The two cast members who actually do have genuine emotions towards each other are Jen and Mary, and the emotion they palpably feel for one another is hatred. It starts in the very first episode, with “Hospital Smell-Gate” (a feud I still don’t get because it’s a fact. If you just left a hospital, you will likely smell like a hospital. Actually, same with F*cked Her Grandfather-Gate—also a fact). In any case, Mary and Jen’s dislike of one another is so real that they flat-out can’t be in the same room, which is a real shame. In episode 5, during Mary’s attempted brunch reconciliation, she and Jen immediately start arguing. Mary exposes herself when she tells Jen, “I don’t want to talk to you. Ever.” Heather tries to correct her by telling Mary, “you do, you want to talk to her,” but the truth is clear: these women won’t spend time together, good TV or not. Predictably, Jen leaves the brunch early. I’m sorry, but we simply cannot have a show where the only two people who have genuine conflict and bridge the gap between the separate friend groups will not interact with one another. It’s admittedly weird when the two people who are holding this group together, Jen and Mary, are also the most divisive ones. But that could also make for great TV, if utilized correctly.
Speaking of Jen, she seems to have two moods: crying or screaming. At first it was interesting to watch her fly off the handle, at least because nobody else was doing it. Now, it’s gotten predictable, and a little concerning.
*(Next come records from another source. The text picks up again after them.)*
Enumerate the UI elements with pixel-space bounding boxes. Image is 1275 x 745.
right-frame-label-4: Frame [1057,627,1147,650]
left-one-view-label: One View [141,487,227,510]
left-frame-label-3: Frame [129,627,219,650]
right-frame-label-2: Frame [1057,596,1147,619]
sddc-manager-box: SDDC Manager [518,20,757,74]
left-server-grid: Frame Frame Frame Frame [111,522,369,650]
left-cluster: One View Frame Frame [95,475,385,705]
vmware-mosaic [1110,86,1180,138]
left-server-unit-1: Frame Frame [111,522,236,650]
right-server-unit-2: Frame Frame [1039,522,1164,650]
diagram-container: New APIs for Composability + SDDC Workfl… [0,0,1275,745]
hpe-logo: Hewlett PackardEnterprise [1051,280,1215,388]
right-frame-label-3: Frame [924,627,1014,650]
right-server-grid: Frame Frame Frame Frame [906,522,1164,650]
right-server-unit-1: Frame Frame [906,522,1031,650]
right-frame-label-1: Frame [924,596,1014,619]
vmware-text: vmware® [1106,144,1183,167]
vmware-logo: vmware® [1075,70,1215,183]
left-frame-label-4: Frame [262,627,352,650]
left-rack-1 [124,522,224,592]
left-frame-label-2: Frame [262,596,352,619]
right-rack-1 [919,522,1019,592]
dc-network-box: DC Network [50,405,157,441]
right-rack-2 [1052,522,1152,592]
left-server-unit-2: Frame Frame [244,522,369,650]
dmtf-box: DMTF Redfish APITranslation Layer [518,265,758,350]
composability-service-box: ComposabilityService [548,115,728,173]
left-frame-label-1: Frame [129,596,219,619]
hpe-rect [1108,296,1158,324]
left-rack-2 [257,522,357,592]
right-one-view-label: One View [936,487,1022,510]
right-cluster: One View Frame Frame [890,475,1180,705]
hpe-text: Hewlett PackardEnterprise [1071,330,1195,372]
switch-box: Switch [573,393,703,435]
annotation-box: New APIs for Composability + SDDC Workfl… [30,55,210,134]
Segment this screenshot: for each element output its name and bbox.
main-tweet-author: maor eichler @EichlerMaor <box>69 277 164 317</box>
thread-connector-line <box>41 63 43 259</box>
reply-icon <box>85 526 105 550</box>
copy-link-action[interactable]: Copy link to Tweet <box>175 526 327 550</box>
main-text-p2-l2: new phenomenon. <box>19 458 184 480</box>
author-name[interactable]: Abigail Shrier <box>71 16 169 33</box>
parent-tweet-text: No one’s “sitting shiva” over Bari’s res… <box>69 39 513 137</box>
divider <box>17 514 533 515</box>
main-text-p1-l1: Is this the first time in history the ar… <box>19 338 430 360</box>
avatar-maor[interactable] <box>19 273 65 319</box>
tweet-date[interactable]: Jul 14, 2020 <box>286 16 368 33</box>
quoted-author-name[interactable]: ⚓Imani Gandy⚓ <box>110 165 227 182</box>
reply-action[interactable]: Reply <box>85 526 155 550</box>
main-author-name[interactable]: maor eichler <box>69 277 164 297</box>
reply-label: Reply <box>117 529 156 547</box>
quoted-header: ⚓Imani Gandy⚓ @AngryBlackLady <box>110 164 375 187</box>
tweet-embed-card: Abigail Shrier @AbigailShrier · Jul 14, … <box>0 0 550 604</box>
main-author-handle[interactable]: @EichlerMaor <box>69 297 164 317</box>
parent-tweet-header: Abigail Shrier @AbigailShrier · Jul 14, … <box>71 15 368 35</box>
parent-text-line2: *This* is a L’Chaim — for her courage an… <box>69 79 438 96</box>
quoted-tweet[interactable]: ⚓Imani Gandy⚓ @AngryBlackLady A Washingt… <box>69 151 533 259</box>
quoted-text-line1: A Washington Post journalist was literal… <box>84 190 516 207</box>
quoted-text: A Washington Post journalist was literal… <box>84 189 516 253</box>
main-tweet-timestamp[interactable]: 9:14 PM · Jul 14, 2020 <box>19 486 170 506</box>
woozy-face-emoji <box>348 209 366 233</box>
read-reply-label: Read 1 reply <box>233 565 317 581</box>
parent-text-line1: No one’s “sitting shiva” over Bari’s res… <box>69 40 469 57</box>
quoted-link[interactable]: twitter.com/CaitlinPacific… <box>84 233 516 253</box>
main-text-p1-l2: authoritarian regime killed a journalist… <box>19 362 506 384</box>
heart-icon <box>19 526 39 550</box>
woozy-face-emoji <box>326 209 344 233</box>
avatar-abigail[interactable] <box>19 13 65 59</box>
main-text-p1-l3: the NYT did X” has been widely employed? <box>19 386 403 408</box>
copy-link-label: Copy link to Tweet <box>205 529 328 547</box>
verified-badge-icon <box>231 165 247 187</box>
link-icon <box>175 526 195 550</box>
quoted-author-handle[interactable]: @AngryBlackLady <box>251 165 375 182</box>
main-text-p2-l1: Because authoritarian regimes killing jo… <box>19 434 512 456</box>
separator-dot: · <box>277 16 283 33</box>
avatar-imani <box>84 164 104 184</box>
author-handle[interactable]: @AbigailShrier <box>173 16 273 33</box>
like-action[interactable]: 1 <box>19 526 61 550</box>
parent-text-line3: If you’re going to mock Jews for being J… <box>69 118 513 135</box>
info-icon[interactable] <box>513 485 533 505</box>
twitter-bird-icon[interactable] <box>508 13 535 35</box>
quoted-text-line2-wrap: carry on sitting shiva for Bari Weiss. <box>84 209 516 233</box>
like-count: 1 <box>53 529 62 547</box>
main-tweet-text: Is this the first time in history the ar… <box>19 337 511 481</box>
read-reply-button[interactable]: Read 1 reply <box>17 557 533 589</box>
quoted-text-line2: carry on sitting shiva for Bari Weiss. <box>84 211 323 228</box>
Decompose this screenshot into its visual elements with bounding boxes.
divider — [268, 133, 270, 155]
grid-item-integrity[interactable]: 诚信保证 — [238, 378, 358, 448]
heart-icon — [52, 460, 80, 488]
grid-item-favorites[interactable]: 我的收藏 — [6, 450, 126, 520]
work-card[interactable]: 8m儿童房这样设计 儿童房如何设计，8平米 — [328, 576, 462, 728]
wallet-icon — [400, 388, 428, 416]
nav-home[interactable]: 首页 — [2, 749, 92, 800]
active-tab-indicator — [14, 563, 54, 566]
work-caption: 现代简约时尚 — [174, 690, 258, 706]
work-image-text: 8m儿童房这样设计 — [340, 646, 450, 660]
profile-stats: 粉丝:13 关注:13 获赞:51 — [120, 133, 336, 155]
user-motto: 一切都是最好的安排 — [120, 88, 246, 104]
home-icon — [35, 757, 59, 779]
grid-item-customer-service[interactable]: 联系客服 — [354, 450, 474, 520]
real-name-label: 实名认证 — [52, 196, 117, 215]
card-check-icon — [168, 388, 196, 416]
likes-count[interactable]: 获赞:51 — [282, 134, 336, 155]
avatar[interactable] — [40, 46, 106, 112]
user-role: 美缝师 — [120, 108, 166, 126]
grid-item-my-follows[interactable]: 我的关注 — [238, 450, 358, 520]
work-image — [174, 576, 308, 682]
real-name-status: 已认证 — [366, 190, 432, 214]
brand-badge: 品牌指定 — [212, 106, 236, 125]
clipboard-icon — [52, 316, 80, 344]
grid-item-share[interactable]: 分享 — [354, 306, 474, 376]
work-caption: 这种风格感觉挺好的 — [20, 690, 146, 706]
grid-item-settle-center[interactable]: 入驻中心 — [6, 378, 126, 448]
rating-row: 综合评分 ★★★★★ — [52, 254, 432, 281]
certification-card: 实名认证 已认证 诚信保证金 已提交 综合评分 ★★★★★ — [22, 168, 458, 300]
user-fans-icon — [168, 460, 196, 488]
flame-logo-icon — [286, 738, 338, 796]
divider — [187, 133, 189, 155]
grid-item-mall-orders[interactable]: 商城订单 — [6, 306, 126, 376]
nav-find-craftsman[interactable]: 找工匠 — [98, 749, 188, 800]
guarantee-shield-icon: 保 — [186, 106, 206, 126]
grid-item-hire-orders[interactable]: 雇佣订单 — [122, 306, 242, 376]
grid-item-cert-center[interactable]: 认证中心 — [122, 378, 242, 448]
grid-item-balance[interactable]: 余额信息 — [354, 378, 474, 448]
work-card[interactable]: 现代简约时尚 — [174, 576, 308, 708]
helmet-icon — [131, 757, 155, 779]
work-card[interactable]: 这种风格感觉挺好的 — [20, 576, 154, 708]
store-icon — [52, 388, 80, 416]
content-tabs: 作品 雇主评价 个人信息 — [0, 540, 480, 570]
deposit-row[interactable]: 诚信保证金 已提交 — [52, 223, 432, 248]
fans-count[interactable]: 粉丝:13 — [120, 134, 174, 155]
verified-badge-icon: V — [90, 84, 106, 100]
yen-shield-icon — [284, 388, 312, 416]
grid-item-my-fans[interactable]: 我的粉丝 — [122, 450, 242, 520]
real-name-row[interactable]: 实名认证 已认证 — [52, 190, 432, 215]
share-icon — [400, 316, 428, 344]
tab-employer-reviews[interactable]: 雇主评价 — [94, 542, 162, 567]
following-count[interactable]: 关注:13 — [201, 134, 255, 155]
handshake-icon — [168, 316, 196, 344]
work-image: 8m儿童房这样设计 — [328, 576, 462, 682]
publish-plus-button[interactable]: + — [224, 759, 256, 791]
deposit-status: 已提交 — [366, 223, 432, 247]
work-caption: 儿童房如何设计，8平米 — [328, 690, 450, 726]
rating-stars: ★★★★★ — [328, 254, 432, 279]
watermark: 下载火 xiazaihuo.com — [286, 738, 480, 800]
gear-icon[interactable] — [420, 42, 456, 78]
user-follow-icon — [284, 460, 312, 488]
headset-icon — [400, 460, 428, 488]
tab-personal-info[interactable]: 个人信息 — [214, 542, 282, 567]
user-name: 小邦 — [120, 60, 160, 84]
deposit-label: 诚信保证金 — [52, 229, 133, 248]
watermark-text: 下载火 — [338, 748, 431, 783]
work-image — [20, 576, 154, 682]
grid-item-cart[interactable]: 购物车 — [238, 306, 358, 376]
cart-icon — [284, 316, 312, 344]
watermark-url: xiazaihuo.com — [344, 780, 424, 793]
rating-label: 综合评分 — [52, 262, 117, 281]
On top of that, nobody on the cast is capable of holding her accountable or getting a genuine apology (save Lisa at the aforementioned brunch in episode 5), and they all seem tired of trying. Even the hypnotist, despite repeatedly chastising Jen on her improper apology etiquette, can’t elicit a no-strings-attached “I’m sorry” from her. Jen also doesn’t seem to understand how reality TV works, because she won’t forgive and forget. She takes it as a personal affront that Meredith and Lisa forgave Whitney after her apology, saying “I’m not ok with her lying and us throwing everything under the rug,” refusing to realize that apologizing and then sweeping issues under the rug is literally how these shows go on. (Paradoxically, that is a point in her favor that their friendship is real—she is genuinely hurt, and not just for TV.)
The problem is, though, this is The Real Housewives of Salt Lake City, not Everybody Hates Jen. Someone else needs to share the weight, and in order to do that, we need some stakes between everybody else. To her credit, Whitney did try to hold her own by bringing up the rumor of MereLisa saying they’re afraid of Jen to Jen at her husband’s birthday. It was objectively a bad time to bring it up, but Whitney seems to know that this is reality TV, and the worst occasion to bring up an issue in the real world is the single best time to do so to maximize impact. (That or she truly lacks tact, but I’m going with the former guess.) However, while noble, this is a short-term solution, because all Whitney would need to do to fix it is give a simple Ramona Singer-esque apology and admit it was the wrong place, wrong time.
What made RHOSLC so interesting from the beginning was how different it was from other Real Housewives cities, but in order to get back on track, we are going to need to follow the playbook from those other cities, at least for a few pages. The good news is that a solution is both easy and imminent: get these ladies in the same room again! At the reunion, which Mary will attend in its entirety, there can be no storming out or leaving the table when confrontation gets too direct. There can be no FaceTime games of telephone. Like it or not (and I don’t think Meredith or Jen will like it), but they will have to hash it out. And isn’t that what we’re all here for, dammit?